As the Senate voted Thursday to proceed with gun legislation, Biden also pointed to recent polls in support of expanding the background check system and said the American public is way "ahead" of politicians on the issue.
Follow @politicalticker Follow @KilloughCNN
His comments came in an interview on MSNBC's "Morning Joe," just hours before the Senate decided in a 68-31 vote to overcome a GOP filibuster and continue what will likely be a wide-ranging and divisive debate on the gun bill.
While recent polls show an overwhelming majority of Americans favor the expansion of the background check system to include private transactions at gun shows and online, the NRA and other gun groups have strongly lobbied against the bill, saying it could lead to a national gun registry.
In fact, a CNN/ORC International Poll released Wednesday indicated a majority of Americans fear that increased background checks would lead to a federal registry of gun owners that could allow the government to take away legally owned weapons.
Biden, however, dismissed that idea and said "the one thing the NRA has done so well lately is the disinformation."
"This idea that there's a national registry, there's no place in the federal government where you can go–not a single place–and find out everybody who owns a gun. That will not change under this," he said.

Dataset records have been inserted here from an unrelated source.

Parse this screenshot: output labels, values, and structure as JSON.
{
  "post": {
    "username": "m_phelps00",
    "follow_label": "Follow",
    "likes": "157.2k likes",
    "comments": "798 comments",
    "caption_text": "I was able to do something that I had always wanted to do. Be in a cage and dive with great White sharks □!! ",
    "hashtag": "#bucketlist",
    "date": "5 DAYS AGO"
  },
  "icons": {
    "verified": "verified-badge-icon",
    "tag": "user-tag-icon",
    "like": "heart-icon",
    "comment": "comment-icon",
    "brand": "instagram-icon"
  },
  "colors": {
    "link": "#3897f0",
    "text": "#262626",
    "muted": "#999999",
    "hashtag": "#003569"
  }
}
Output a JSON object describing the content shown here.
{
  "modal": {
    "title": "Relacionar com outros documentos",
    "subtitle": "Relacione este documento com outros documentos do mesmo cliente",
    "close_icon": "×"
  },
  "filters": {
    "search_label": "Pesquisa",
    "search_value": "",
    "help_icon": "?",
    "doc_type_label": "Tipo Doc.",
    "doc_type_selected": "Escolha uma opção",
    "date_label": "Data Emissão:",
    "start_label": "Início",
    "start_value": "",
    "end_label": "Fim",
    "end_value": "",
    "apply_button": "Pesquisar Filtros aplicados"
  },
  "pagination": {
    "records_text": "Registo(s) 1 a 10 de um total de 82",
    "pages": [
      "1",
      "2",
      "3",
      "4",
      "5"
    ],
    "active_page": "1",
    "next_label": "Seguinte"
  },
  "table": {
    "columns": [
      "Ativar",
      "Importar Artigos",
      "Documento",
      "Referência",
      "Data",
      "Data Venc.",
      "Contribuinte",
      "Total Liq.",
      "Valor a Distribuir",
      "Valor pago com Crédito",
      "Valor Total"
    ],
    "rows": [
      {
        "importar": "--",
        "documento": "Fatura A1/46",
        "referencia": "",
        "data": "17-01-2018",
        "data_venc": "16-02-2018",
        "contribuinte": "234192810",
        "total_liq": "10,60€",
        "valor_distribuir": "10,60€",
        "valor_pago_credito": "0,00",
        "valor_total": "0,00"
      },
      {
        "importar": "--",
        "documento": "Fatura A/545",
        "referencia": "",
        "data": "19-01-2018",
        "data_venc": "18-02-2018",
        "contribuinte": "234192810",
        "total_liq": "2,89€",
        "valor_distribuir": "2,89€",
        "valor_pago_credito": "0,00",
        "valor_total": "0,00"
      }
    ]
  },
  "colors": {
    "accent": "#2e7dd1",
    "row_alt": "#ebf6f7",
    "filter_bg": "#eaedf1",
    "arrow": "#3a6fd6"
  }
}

The vice president has long been at the forefront of the Obama administration's push for tougher gun laws in the wake of the December shooting that left 20 children and six adults dead at a Connecticut elementary school.
Debate over gun control has ignited a firestorm on both sides of the issue in recent months, which came to a new height this week when the Senate reached a last-minute bipartisan agreement and voted to take up the gun bill.
Referring again to recent poll numbers, Biden expressed frustration that the public seems to be largely united on the subject yet Congress has been mired in debate.
"The public is so far ahead of the elected officials. I mean so far ahead. You saw it in immigration, you saw it in marriage issues. You see it now. The public has moved to a different place," he said.
He also noted what he described as a change in gun culture since he first worked on gun legislation as a senator in 1994. Back then, he argued, hunters comprised the only real constituency he dealt with on the gun rights side of the debate.
"(Now) there's a whole new sort of group of individuals who–I don't know what the numbers are–that never hunt at all but own guns for one of two reasons: self-protection or they just like the feel of an AR-15 at the range," he said, pretending to hold up a gun with both arms. "They like the way of the feel of it. They just, it's like driving a Ferrari."